Apoiando-se nas encostas das monumentais, o poeta esqueceu-se ali, parado, compenetrado entre um raio solar e uma vaga ilusão de que havia uma terra natal, tropical e quente, a sua espera. Enquanto contava os 125 degraus esculturados no chão, no clima fazia-se mornos dez graus, um frio cinzento e fresco, quando uma folha úmida varrera o chão gasto e acimentado. Deste impacto, o poeta absorveu uma irresistível vontade de praticar seu ofício, a luxuria espetacular que sua pena fazia no papel, riscando-o e arriscando a vida do poeta a ser uma arfante testemunha do sentimento de saudade. Foi ao anoitecer que o poeta firmou o braço e finalizou seus versos e foi ainda orbitando dentre seus pensamentos que espetou a última palavra no caderno. Gonçalves Dias, que eternizou a saudade da terra natal em sua Canção de Exilio, sem delongas, e com doçura, nos transformou e nos vestiu com a capa de herdeiros diretos desta agonia que perece o sujeito que ao retornar para suas raízes e vê-las com os olhos de molho, distante dos exageros dos parágrafos, depara-se com uma realidade por vezes difícil demasiadamente de superar as belezas da literatura.
Foi contracenando com esta agonia que voltei, no último fevereiro, para o berço carnavalesco de minha Bahia. No último dia de folia, em Salvador, antes mesmo de que as cinzas se derramassem na urbanidade soteropolitana e fosse decretado o despejo sensual do rei momo, cuja vida mansa e burlesca seria deposta, foi ainda sentindo o último ressoar de trios elétricos que pousei na capital baiana, com o coração embebido em memórias, com a alma desperta e numa pretensão absurda de deixar no aeroporto a agonia do retornar.
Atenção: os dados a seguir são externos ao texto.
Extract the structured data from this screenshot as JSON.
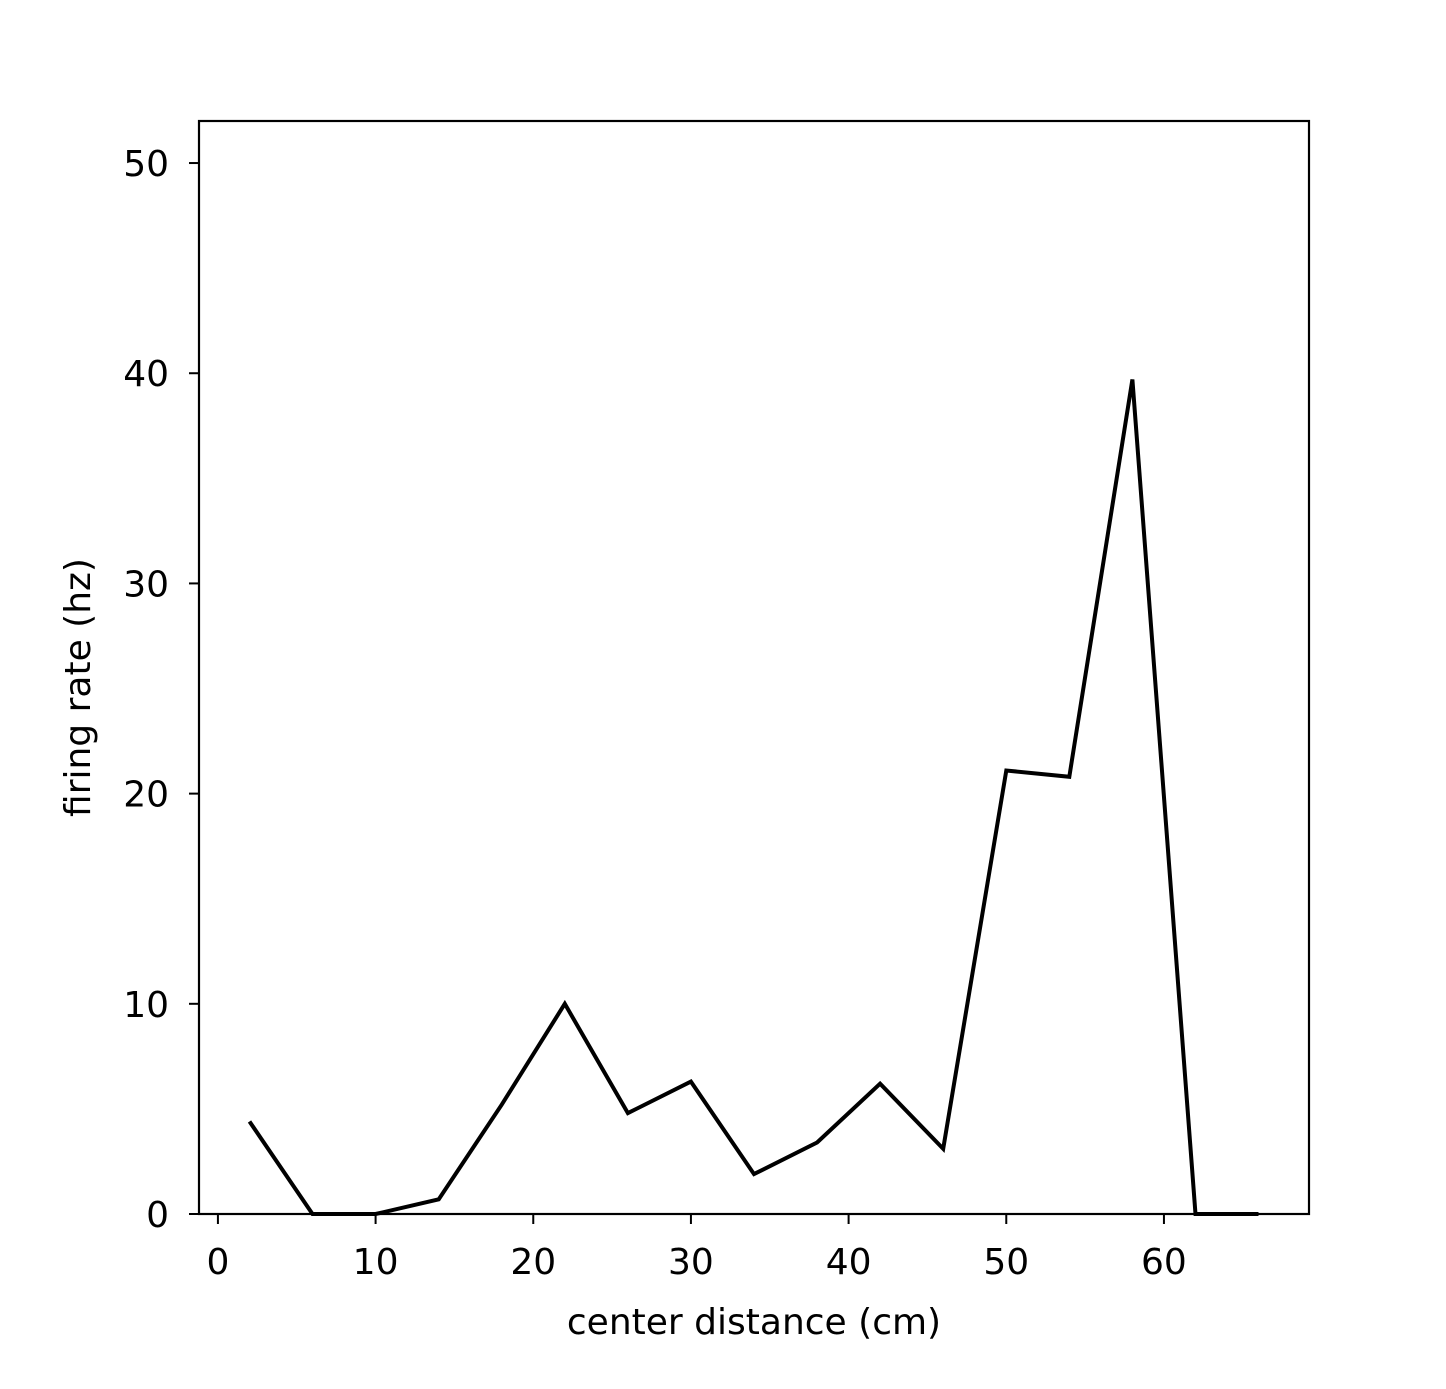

Felizmente, as memórias brancas do frio europeu estariam espalhadas pelos meus hábitos, vícios, conversas, textos, e sim, caros leitores, estas memórias brancas – que nestes dias que sucederam a minha chegada tanto me renderam conversas e poesias - também me torturaram, como num fado tropical, cantado por um tal de Chico Buarque, quando ao lembrando do seu exilio, o intérprete assume a dose de lirismo que herdara dos portugueses, “além da sífilis, é claro”. E entre uma nota trêmula e outra de fado que nós, repatriados, desabotoamos as tão recentes vivências, chocados com a bruta realidade de um Brasil, que em nossa mente saudosista, ostentava um colar florido – e somos levados a concluir que em nossa distração, do outro lado do mar, fomos nós mesmo que pusemos todas suas flores, uma a uma, ilusoriamente.
Quando arremessamos os casacos de inverno, os apetrechos essenciais do frio, e os enterramos numa mala que mal veremos nos próximos meses, a experiência de retorno se materializa. Estivemos mergulhados numa outra cultura, rotinas outras, pessoas outras, uma língua com corpo diferente, aquela solidão compartilhada por brasileiros e brasileiras que tomam uns copos em bares, pubs, que frequentavam as boites juntos, intensos em sua medida, inseparáveis do Skype; que lia, dentre uma aula portuguesa e outra, um verso de Drummond, ouvia uma música de Vinicius, ou até zapeava os vídeos populares no Brasil, só pra não esquecer que deixaram aquecido um lugar inteiramente seu. E nesta sombra se compõe os versos mais exagerados - como os retratados no título - belos em sua essência delirante, descrevendo pássaros que, ao retornar, nem mantém a força de seu canto. A realidade brasileira, permeada de Felicianos e politiqueiros, poluição e esgotos expostos, velhas putas e putas velhas, derrama sobre sua cabeça um caldeirão nada divertido. Então concluindo que Alice é obra de ficção e não poderemos nos albergar na literatura – não sem nos desconectar da mil mazelas a que a carne é sujeita – enfrentamo-la. Todos os dias. Voltamos aos parentes. Contamos novidades consideradas exóticas. Praticamos hábitos, por alguns dias, inadequados – como minha sede de chá num calor de quarenta graus. Estudamos. Se não nos ferimos atropelados, voltamos a compreender que o trânsito brasileiro continua uma estupidez. Trabalhamos. Voltamos a rir de velhas piadas. E a marca do intercâmbio, vivo em cada folículo de memória, vai se escanteando para dar lugar ao imbatível presente.
A experiência de lá nunca será escrita, falada ou cantada em toda sua grandiosidade. E nos restará recuperar-nos da vertigem, superar a agonia, esquecer os males e viver brutalmente sentindo saudade, quiçá de pessoas que você nunca mais vai ver... Será então tempo de germinar um último texto, aquele colhido do amor entre a poesia e a realidade, e dizer que se começa um novo exílio, em nossa pátria, em nossa raiz, em nossa cristalizada memória. Portugal viverá em nós: em mim e no poeta.